Несколько велосипедистов завернули в нашу деревню, потребовали молока. Карателей томила жара. Рукава мундиров у них были закатаны, пуговицы расстёгнуты. Часть молока немцы разлили по флягам, остальное выпили. И тут на дороге появился Яков и, не мигая, уставился на темноволосого смуглого немца. Лицо карателя было похоже на козлиное, только у Якова глаза были жёлтыми, а у немца серо-голубыми. И волосы на груди — как шерсть у Якова — чёрные.

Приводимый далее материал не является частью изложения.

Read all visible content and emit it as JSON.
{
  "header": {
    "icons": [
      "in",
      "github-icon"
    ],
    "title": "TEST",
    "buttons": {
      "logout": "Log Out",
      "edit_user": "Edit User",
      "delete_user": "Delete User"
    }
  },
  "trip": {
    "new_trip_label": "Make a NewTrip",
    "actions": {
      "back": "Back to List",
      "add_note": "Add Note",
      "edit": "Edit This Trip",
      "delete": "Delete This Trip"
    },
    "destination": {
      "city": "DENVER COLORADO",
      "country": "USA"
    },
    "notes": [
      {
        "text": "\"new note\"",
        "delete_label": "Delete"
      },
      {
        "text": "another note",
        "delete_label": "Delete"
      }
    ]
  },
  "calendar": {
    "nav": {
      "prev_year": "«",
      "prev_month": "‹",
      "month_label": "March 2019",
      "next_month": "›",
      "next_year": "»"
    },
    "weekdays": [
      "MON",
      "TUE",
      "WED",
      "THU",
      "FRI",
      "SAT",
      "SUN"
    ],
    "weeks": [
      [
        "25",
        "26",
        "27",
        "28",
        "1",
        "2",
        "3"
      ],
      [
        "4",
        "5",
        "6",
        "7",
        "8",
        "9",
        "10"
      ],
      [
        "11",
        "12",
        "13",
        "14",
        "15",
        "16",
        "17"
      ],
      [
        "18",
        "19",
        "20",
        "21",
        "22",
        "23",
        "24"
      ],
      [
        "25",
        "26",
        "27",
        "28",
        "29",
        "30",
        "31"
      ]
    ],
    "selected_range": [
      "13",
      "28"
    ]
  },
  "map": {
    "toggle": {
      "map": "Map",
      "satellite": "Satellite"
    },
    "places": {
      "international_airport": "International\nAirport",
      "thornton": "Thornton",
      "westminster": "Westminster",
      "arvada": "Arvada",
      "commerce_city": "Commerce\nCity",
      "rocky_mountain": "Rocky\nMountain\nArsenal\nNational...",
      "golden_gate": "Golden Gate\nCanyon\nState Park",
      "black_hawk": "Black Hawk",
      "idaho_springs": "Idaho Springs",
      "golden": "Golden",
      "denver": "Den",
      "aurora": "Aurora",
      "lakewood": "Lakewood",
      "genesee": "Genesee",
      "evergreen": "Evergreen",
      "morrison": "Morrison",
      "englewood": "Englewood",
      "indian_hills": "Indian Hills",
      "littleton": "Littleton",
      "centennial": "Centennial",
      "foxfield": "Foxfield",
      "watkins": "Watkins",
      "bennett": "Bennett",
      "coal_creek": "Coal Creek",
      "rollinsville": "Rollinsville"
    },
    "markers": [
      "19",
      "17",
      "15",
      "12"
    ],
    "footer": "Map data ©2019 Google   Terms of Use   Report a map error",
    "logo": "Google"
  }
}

Яков смирнёхонько подошёл поближе. Смуглолицый достал из нагрудного кармана сигарету, сунул Якову в губы. Козёл пожевал сигарету, поморщился и вдруг вцепился зубами в велосипедную шину. Солдаты схватились за оружие, но козёл сшиб одного, сшиб другого и унёсся к озеру. Немец со смуглым лицом сорвал с плеча автомат, прицелился, но другой солдат отвёл чёрный ствол в сторону. Я понял: это — разведка, немцам запрещено стрелять без дела…

Разведчики укатили, а Якова впервые в жизни решили лишить свободы. Цепи хозяйка Якова не нашла, верёвку искать не стала — всё-равно перекусит, пошла было к соседям, но неожиданно увидела в траве оранжевый провод. Женщина подёргала его, но шнур оказался длинным. Оказавшийся поблизости Серёга охотно помог женщине, притащил топор. Хозяйка козла отрубила сколько нужно провода, вырубила в кустах кол и привязала животину к колу. Глубоко обиженный, Яков не стал щипать траву, лёг наземь…

Возвращаясь с озера, я увидел двух солдат с карабинами. Один из немцев вертел в руках конец телефонного провода, другой что-то искал в траве. Вдруг он поднял такой же провод, что-то прокричал товарищу.

Яков долго не мог понять, почему его тащут по земле незнакомые люди в зелёной одежде. Потом озлился, бросился на обидчиков. Видимо, связистам было запрещено стрелять, если нет опасности. Отбиваясь прикладами, немцы отступили к нашему саду. Яков ещё сильней остервенел, оборвал провод, вновь налетел на связистов. Лишь глухой сад спас их от расправы.

Я чуть не падал от смеха, но тотчас мой смех погас: в деревню входили каратели. Немцы ехали в фургонах, запряжённых парами коней. Сидели они так тесно, что каски ударялись одна о другую.

Головной фургон остановился возле нашего сарая. Солдаты торопливо спешились, рассыпались по деревне. Вместе с солдатами были офицер и переводчик. Быстро собрали людей, и переводчик сказал:

— Ваша деревня помогает партизанам. Германское командование приказало отобрать у вас скот. Если кто не подчинится приказу — расстрел!

Не дожидаясь особой команды, солдаты уже хозяйничали в деревне, с хохотом ловили кур, выгоняли коров и телят, хватали и несли к фургонам отчаянно блеющих овец, палками убивали гусей. Мелкую живность немцы бросали в фургоны, туда же складывали связанных овец. Коров и телят привязывали к повозкам сзади. Офицер и переводчик были пьяны. Солдаты торопились: видимо, боялись партизан.

Бежать к партизанам, сказать? Но где они, как найти? Люди что-то говорили про Сорокинский бор. Там они, там!

К повозкам подвели упирающегося Якова. Увидев офицера, козёл вновь пришёл в неистовство, не раздумывая, налетел, ударил рогами. Немцы схватились за оружие. В тесноте стрелять было опасно, но Яков, не чувствуя опасности, бросился в сторону леса. Бешено застучал автомат. Козёл оступился, упал, встал с трудом, пропал среди елей.